Como siempre decía lo mismo, esa vez tampoco le creí. A mí un despecho y unos

exámenes parciales me habían alejado por esos días de la rumba que siempre

compartía con él.

No me era extraño tenerme que encerrar por esas razones, el amor y el estudio

siempre me dieron duro. Pero cuando lograba recuperar la materia y el corazón,

volvía a la búsqueda nocturna en las discotecas, descifrando las miradas de las

nuevas y posibles candidatas, envalentonado por la música y el alcohol.

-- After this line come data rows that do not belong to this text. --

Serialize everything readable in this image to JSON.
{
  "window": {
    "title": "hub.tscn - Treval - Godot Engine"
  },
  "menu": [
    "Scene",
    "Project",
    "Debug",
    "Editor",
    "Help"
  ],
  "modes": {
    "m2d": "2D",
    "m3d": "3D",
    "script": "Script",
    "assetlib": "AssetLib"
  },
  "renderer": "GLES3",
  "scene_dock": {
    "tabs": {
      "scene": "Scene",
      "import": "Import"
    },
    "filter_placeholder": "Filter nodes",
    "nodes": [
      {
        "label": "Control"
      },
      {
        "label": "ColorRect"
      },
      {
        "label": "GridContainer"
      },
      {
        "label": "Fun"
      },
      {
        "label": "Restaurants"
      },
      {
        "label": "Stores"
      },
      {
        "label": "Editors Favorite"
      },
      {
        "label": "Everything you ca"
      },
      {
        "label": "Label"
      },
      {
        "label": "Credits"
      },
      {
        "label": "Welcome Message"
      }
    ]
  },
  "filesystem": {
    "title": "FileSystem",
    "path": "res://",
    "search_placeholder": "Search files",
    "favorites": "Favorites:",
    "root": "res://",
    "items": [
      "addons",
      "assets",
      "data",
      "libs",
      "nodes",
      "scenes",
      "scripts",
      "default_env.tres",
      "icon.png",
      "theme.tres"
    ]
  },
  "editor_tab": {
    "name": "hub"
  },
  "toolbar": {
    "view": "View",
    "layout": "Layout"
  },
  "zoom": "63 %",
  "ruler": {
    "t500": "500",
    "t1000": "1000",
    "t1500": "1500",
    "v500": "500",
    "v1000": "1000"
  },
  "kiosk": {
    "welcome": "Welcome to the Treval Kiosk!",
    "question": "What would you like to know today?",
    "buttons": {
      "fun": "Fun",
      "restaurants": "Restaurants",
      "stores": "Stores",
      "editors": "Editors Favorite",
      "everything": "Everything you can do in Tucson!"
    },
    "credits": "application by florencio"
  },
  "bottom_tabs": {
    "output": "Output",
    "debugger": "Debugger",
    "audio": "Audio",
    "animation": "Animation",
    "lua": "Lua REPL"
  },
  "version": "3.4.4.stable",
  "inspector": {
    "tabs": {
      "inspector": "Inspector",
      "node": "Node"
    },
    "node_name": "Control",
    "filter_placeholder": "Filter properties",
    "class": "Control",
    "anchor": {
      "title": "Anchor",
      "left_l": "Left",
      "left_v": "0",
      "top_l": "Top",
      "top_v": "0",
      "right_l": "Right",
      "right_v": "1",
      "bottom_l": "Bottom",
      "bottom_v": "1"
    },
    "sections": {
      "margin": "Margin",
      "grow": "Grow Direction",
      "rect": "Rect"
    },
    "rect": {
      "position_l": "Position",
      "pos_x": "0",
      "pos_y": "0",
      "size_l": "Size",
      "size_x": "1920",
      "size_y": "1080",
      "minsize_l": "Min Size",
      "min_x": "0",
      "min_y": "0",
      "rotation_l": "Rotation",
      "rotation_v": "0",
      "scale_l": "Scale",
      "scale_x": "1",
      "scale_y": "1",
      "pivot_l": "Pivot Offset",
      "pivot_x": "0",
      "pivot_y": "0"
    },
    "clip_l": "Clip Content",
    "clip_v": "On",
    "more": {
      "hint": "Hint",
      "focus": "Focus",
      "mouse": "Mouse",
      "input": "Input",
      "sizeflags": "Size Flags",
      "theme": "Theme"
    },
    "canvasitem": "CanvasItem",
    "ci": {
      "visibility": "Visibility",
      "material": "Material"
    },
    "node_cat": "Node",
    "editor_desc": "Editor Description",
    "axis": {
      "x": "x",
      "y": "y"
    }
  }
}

Por lo

general, al poco tiempo me volvía a rajar, y me encerraba de nuevo para sacar a 

mis estudios de sus notas en rojo y para reponerme del maldito amor. Siempre

fue así, hasta que llegó Rosario. 


—Vos ya la conocés –me dijo Emilio—. 

 Es una de las que se sientan en la parte

de arriba. 

 —¿Cómo me dijiste que se llamaba? –pregunté.

 —Rosario. Vos ya la has visto.

—¿Rosario qué? –volví a preguntar. 

 —Rosario... No me acuerdo.

Yo estaba buscando en mi cabeza a alguien de nuestro lado, por eso me

extrañaba no recordarla; además, a esos sitios siempre terminamos yendo los

mismos. Al poco tiempo, cuando por fin la conocí, entendí por qué no la ubicaba.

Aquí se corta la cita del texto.